What Sunscreen SPF Numbers Mean

Read This Before Picking Up Your Sunscreen For Memorial Day Weekend

True or false? An SPF of 100 protects you twice as long as SPF 50. The answer is a resounding false, with the difference between the two being so little it can be considered negligible.

This is the issue that watchdog organizations such as the Environmental Working Group are hoping to make public on the coattails of the US Food and Drug Administration's recent update of federal requirements for sunscreen. The push, which was put into place last year, bans terms such as "waterproof" from sunscreen bottles, as well as enforces that formulas block both UVA and UVB rays. Consumer groups are now arguing that high SPF numbers are just as misleading and dangerous as terms like waterproof.

"The high SPF numbers are just a gimmick," Marianne Berwick, professor of epidemiology at the University of New Mexico, told the Associated Press. "Most people don't really need more than an SPF 30, and they should reapply it every couple of hours." High SPF numbers, on the other hand, lead consumers to believe that they can spend more time in the sun without reapplying. Find out the truth about SPF numbers when you keep reading.

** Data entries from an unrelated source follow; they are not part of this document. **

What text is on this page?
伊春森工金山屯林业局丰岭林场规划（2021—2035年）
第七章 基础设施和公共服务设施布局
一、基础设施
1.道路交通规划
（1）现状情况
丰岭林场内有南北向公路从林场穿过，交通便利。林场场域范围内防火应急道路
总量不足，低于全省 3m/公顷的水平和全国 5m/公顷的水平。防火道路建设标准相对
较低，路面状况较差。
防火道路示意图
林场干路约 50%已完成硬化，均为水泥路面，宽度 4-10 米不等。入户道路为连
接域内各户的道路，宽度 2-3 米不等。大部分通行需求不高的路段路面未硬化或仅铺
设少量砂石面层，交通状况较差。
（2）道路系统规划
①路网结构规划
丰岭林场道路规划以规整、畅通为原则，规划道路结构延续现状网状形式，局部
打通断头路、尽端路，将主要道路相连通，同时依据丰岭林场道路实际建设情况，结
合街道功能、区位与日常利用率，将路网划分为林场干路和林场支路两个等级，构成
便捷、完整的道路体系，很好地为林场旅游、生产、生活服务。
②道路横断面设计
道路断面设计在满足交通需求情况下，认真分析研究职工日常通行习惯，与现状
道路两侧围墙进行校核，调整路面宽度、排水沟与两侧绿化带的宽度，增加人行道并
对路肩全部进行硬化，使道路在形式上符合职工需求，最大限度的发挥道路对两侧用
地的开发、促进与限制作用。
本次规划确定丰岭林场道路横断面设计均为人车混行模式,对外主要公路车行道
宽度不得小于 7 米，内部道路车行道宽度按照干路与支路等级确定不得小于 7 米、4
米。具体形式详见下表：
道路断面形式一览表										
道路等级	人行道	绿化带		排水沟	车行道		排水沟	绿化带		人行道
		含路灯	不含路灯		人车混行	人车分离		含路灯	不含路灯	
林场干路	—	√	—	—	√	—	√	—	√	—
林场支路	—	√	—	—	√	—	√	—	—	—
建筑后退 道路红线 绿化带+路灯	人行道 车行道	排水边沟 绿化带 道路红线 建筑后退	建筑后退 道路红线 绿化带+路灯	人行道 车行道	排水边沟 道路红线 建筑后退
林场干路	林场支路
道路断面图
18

The truth of the matter is the SPF numbers have nothing to do with a time frame, as many believe. It has more to do with the amount of sun exposure needed to cause sunburn on sunscreen-protected skin as opposed to unprotected skin. So an SPF of 50 will take you 50 times longer to burn than if you'd worn nothing at all. But talk to any fair-skinned person, and you'll quickly realize that burn times have more to do with skin type, as well as time of day, geography, and more.

In 2011, the FDA cited that "labeling a product with a specific SPF value higher than 50 would be misleading to the consumer." And while they've proposed capping SPF numbers at 50, they've gotten significant push back from sunscreen companies that claim that higher SPF products do, in fact, provide significant benefits. The FDA is still reviewing studies on SPF numbers, and no deadline has been set for the cap.

So what can you do to protect yourself? Stick to an SPF between 30 and 50; reapply every two hours and whenever you get out of the water; and supplement your sunscreen with a cute hat, a cover-up, or any other type of clothing. You'll stay sunburn-free all Summer, and your skin will thank you.